Bahrain protests: Will the House of Khalifa fall like a house of cards?

Nile Bowie

Mass protests in Bahrain are by no means a sectarian conflict, though they threaten to further entrench political polarization and serve as an ugly thorn in the Bahraini monarchy’s side unless they hear the popular calls for constitutional reform. Despite Bahraini PM Sheikh al-Khalifa’s warning to pro-democracy activists that they face longer prison sentences and the stripping of their citizenship if they take part in August 14’s scheduled opposition rally, protesters are expected to take to the streets en masse.

The tiny island nation has seen near-daily protests and skirmishes between demonstrators and security forces since the regional Arab Spring protests in 2011, and the US-allied monarchy has responded with draconian measures that ban public demonstrations in the capital, Manama. The ongoing protest movement, which has been secular and largely peaceful, brought more than half the country’s 535,000 citizens onto the streets at its peak, but attracted minimal levels of attention from international media outlets.

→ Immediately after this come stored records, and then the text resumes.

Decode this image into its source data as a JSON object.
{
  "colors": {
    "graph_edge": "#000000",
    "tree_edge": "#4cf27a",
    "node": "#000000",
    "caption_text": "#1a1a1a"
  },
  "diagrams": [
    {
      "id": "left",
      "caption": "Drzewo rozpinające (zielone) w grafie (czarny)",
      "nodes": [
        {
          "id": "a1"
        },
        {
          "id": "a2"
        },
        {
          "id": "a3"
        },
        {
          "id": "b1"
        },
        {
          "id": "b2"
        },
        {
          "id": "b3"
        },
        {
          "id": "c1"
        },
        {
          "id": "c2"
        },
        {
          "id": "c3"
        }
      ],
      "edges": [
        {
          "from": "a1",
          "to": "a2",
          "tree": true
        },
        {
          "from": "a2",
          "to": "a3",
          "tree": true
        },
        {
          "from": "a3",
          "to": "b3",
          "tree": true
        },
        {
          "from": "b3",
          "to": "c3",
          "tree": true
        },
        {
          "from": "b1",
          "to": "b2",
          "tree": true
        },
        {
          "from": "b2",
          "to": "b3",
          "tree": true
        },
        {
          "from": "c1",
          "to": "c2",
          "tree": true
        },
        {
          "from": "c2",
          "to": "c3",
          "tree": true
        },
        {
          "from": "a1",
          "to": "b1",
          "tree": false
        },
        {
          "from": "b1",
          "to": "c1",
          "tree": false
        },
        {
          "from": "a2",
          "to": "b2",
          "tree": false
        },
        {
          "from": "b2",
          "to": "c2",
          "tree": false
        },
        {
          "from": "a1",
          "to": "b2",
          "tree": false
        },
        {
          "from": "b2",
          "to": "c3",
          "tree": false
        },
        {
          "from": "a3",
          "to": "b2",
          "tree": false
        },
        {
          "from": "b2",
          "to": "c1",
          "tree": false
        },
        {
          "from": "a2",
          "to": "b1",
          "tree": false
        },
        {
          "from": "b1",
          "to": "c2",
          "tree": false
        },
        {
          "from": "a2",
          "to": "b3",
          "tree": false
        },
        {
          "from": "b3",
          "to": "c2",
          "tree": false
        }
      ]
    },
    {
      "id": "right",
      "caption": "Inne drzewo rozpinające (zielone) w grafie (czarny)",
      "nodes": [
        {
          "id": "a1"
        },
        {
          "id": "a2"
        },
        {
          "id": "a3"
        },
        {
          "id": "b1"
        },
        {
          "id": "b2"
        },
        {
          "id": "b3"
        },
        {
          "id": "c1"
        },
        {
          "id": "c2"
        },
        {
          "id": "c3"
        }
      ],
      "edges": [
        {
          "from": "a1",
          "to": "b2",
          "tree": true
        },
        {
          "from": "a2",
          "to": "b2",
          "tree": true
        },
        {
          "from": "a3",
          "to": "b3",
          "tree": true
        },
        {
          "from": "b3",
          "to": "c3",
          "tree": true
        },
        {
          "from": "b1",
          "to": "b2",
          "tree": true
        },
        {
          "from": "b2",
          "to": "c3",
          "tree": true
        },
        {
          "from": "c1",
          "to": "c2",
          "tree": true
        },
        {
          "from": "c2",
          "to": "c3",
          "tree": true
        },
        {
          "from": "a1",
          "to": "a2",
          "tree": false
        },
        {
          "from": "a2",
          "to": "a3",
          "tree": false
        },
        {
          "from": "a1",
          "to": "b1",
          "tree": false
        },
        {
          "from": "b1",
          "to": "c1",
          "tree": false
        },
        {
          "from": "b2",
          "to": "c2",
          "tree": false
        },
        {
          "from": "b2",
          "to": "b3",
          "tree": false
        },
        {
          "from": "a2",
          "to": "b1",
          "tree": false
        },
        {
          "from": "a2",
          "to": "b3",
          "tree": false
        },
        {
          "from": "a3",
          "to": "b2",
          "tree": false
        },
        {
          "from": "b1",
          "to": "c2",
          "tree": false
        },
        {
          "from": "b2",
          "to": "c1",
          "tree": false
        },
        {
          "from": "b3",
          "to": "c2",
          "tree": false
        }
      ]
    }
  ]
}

The scant coverage of the subsequent crackdown by Bahraini authorities, which included the military occupation of a public hospital and the arrest of doctors who treated injured protesters, has led many to suggest that Western and Gulf media outlets have been complicit in the monarchy’s efforts to suppress news of protests coming out of the country.

The brute heavy-handedness of the monarchy, which led to the deaths of some 80 people since 2011, may have driven people into their homes and discouraged them from speaking out, but public animosity toward the reactionary regime shows no sign of letting up.